GPTScript Apps
Helix supports GPTScript to allow you to write simple “scripted” natural language powered apps by just writing prompts. Also check out the examples apps in the documentation
We support a development workflow where you run the Helix GPTScript Dev Server locally, and a production workflow where you deploy updates to GPTScript powered apps via git push
.
We provide a simple Javascript library (and API) to call into GPTScript you push to a git repo and run it securely in a container so you don’t need to worry about the user convincing the LLM to run malicious commands – it all runs in a throwaway VM anyway.
Example Javascript Code
Install @helixml/apps-client from npm:
npm i @helixml/apps-client
Add to your Javascript code:
import AppClient from '@helixml/apps-client'
const appClient = AppClient({
token: "your app token",
})
Where “your app token” comes from the API key for that app on the app configuration page at https://app.tryhelix.ai/apps (you’ll need to link a github repository).
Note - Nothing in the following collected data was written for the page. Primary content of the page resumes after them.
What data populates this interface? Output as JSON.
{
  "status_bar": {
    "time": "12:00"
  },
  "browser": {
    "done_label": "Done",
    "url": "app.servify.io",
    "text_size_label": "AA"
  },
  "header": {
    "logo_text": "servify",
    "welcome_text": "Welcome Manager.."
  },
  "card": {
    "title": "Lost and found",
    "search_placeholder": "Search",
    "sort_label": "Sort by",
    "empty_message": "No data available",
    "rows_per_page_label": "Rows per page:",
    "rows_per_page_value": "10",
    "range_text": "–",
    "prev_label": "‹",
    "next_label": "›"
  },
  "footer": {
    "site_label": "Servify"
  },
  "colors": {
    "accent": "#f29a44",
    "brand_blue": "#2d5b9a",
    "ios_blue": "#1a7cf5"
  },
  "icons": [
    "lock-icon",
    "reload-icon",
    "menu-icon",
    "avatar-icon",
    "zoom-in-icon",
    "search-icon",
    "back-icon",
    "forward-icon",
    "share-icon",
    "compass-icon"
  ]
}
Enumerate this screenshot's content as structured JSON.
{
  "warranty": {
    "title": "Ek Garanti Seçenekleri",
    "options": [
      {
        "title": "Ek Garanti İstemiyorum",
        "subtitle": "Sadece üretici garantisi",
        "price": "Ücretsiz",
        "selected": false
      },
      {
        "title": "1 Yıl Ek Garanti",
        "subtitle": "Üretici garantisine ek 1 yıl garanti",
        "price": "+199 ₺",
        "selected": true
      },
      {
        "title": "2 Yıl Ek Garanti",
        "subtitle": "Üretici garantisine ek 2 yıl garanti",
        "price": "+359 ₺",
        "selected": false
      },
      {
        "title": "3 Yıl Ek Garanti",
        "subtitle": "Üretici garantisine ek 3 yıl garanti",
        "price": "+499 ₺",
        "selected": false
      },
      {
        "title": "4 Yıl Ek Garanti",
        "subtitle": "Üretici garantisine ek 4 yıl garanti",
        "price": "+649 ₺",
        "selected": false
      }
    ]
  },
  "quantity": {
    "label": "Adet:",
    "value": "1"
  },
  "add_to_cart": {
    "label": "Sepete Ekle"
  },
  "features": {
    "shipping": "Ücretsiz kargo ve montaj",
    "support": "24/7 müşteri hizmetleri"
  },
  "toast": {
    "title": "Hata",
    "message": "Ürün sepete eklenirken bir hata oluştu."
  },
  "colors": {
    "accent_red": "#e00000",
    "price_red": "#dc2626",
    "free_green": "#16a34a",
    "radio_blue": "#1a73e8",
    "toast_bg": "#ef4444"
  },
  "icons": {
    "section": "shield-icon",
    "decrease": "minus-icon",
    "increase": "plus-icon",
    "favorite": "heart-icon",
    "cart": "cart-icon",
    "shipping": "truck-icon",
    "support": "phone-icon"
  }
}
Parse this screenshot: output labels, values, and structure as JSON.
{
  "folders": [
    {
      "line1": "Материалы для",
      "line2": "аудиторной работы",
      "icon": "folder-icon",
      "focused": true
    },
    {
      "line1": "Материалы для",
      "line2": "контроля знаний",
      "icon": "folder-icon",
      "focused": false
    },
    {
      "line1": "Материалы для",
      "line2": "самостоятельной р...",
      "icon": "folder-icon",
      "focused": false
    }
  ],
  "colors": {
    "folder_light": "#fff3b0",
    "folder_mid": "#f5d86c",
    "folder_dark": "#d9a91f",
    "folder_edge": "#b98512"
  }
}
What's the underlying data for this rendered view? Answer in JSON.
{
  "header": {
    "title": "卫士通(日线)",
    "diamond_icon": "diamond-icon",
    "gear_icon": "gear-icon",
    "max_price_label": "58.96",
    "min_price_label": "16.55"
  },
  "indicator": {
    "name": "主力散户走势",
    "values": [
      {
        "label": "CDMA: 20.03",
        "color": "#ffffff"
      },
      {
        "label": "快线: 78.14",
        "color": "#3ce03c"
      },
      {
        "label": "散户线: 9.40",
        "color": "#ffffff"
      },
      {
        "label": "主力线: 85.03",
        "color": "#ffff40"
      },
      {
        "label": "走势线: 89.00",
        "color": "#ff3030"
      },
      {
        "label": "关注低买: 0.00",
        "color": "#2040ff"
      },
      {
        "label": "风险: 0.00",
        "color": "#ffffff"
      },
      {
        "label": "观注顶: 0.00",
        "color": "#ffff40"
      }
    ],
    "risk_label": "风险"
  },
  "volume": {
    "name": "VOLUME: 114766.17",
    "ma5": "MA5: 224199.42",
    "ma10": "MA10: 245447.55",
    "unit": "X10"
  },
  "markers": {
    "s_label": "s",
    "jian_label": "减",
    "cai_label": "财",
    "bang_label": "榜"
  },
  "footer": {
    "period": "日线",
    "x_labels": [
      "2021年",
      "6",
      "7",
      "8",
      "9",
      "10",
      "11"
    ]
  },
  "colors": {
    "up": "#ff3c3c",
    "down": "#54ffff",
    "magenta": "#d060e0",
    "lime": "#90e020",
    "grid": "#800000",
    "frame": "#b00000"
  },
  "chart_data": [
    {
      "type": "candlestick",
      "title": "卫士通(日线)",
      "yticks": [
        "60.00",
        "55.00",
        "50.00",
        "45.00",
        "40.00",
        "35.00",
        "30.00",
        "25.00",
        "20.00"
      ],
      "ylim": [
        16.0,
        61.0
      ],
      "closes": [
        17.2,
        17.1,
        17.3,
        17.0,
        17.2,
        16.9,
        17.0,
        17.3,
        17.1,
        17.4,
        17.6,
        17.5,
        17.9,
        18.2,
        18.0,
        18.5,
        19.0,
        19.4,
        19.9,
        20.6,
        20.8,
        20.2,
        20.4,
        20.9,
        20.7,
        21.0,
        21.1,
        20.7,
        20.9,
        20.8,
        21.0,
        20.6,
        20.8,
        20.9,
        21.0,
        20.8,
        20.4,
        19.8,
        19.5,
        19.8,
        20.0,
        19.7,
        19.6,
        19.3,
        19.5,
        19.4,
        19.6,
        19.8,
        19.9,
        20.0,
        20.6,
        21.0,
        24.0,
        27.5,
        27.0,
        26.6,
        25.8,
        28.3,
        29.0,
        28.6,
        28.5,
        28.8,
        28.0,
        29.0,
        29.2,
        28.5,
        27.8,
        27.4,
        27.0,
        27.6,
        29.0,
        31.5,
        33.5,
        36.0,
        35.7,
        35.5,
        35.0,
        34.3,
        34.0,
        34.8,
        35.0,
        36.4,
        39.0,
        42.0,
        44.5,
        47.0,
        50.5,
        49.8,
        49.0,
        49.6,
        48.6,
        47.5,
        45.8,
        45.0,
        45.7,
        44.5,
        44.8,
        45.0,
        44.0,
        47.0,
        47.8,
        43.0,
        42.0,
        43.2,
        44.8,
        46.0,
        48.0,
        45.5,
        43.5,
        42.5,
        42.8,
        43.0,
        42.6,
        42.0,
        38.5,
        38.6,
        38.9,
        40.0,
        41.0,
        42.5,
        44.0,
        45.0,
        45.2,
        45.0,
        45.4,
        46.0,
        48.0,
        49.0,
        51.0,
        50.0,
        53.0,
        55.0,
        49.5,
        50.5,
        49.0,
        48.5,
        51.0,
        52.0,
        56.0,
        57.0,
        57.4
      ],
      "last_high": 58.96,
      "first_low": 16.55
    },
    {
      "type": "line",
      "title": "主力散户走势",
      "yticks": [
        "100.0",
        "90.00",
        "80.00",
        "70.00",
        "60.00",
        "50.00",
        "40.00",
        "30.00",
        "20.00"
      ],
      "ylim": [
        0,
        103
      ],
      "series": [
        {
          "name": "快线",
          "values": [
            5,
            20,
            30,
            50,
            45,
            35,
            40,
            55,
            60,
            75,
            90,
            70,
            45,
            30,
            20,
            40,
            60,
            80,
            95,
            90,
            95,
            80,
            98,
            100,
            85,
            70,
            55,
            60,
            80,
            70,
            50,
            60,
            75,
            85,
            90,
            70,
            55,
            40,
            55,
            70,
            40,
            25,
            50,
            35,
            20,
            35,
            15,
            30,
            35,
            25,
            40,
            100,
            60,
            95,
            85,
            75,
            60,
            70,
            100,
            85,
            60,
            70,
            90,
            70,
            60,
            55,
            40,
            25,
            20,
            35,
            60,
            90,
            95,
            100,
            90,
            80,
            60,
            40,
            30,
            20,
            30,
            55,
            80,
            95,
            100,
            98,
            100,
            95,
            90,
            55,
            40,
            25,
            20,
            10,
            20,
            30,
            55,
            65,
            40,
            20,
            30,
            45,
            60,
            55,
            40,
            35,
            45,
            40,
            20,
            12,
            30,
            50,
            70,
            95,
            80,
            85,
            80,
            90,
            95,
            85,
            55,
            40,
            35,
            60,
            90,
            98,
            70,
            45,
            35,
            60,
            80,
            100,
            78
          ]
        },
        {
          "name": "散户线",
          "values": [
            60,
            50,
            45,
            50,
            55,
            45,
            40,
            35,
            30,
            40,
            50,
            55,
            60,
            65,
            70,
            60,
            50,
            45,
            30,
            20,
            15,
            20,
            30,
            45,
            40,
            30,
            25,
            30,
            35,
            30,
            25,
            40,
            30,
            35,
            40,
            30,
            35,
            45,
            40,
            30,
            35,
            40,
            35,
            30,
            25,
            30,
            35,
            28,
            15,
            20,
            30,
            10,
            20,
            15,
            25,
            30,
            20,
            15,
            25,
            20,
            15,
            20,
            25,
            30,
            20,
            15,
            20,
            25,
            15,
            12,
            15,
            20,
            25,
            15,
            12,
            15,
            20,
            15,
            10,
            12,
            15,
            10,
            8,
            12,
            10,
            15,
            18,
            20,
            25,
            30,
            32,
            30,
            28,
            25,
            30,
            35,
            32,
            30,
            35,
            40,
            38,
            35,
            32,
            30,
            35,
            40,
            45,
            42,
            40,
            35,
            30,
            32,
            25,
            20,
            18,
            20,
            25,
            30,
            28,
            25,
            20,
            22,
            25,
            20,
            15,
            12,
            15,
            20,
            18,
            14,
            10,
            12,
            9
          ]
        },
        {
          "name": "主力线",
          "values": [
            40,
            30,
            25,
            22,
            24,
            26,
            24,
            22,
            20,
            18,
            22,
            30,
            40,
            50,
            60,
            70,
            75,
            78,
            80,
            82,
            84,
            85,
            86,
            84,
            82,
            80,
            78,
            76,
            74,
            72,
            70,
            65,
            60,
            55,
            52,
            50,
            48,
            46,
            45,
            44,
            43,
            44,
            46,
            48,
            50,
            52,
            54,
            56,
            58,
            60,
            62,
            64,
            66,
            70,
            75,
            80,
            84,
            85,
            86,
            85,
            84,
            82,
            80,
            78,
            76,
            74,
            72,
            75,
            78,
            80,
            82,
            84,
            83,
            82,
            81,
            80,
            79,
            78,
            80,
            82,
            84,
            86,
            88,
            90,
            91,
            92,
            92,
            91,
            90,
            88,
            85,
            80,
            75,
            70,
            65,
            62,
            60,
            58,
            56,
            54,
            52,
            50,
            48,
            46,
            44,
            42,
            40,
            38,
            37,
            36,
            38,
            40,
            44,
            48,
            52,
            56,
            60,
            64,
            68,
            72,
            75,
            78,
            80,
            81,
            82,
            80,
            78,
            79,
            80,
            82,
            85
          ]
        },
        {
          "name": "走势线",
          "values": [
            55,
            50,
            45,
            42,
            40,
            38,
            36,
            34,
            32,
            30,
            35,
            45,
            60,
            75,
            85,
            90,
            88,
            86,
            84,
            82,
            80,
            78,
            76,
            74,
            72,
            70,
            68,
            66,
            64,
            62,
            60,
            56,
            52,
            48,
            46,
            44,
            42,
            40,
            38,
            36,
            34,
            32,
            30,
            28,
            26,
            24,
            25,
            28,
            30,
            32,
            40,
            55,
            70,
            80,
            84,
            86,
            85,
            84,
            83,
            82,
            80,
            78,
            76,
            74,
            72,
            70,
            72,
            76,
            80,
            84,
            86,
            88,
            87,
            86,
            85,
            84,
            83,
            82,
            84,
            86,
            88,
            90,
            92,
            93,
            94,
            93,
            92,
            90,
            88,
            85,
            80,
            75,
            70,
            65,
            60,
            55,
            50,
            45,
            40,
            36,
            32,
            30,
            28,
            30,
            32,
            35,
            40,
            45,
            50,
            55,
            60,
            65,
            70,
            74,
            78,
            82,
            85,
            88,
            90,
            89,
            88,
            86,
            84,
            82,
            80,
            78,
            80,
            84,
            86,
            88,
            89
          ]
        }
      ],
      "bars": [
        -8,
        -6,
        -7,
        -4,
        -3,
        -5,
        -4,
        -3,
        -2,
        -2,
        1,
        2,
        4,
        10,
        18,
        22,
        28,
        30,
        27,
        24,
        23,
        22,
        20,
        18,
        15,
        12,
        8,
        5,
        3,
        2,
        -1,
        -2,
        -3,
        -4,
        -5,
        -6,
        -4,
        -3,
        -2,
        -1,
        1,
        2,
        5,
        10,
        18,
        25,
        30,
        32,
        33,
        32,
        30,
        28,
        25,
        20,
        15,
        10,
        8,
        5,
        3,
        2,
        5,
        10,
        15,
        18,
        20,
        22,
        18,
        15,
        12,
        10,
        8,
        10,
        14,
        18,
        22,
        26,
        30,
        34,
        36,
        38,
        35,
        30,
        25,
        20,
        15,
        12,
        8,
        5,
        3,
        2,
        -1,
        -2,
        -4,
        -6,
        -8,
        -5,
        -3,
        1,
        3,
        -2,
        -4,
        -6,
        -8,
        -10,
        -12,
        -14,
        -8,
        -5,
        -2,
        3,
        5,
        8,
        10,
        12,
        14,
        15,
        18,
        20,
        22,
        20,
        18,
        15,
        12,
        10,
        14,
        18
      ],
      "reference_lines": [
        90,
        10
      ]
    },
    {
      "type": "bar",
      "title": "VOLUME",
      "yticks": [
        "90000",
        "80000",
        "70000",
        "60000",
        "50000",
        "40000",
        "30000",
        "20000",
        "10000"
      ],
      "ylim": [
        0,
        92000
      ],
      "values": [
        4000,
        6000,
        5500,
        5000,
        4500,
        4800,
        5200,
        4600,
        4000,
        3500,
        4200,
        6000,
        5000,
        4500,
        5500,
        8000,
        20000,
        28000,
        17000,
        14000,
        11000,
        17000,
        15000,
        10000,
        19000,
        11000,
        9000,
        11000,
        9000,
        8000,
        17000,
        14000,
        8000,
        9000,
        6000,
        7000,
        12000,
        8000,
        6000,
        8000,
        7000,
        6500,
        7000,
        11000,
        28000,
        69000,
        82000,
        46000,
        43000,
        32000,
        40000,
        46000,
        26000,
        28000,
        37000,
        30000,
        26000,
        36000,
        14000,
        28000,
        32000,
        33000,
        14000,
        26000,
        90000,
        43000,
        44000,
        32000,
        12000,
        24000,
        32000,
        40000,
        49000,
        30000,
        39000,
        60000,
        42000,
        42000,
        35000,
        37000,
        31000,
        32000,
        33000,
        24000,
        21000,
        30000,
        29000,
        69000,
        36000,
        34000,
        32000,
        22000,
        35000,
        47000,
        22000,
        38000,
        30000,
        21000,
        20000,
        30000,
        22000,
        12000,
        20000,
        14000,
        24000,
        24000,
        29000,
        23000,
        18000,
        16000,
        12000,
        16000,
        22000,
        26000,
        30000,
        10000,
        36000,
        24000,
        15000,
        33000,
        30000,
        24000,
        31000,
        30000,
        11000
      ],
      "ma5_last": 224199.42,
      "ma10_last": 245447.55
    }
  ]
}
Then from inside your app, you can simply call the gptscript by using appClient.runScript
. Ask the AI nicely for JSON output, then parse it on the Javascript side. Example:
const result = await appClient.runScript({
file_path: '/gptscripts/waitrose.gpt',
input: `--user_id '${email}' --number '2' --recipe_theme '${recipeTheme}'`,
})
Example gptscript
GPTScript is pretty easy to write, first you declare which tools you want the script to be able to use, then you specify arguments (as shown being passed in above), then you just write instructions for the LLM (including calling its tools) in natural language. For example, here’s a recipe suggestion picker for customized recipe recommendations:
waitrose.gpt
:
tools: recipe.query, purchases.query, sys.read
args: user_id: The user_id we want to know about.
args: recipe_theme: The theme of the recipes.
args: number: The number of recipes to output.
Do the following steps sequentially:
1. Run tool {recipe.query} to get a list of candidate recipes for the given
user as a CSV file written to recipes.csv.
2. Run tool {purchases.query} to get a list of the top 10 products most bought
by the given user written to purchases.csv.
3. Read files recipes.csv (the suggested recipes) and purchases.csv (the
user's previous top purchase history) and output a JSON list of {number},
{recipe_theme} theme recipes that you think the user would like based on
their purchase history.
[...]
Output the exact image url from the CSV file, do not invent one. Output format:
[{
"recipe.name": "name",
"recipe.summary": "summary",
"recipe.imageurl": "imageurl"
}]
Example helix.yaml
You must tell helix where to search for gptscripts in a simple helix.yaml
:
gptscript:
files:
- gptscripts/*.gpt
GPTScript tips
One tip when writing gptscript, is to make the LLM spend as much time outputting things that are natural language, and not to spend time transferring data from one place to another. That’s why in this example, we tell sqlite to write its result as a csv file using the .output
command:
---
name: purchases.query
tools: sys.exec
description: Query for the top 10 products most bought products by user_id, writing result to purchases.csv.
--command
sqlite3 recipes.sqlite <<EOF
.headers on
.mode csv
.output purchases.csv
SELECT product, quantity
FROM Purchases
WHERE user_id = '${user_id}'
ORDER BY quantity DESC
LIMIT 10;
EOF
Then we simply read that into the context window. If you don’t write it to a file, you end up with the LLM processing the raw output and summarizing it as markdown, which is wasteful and slow when you just want to pass it as the input to the next step – in that case, just use a file!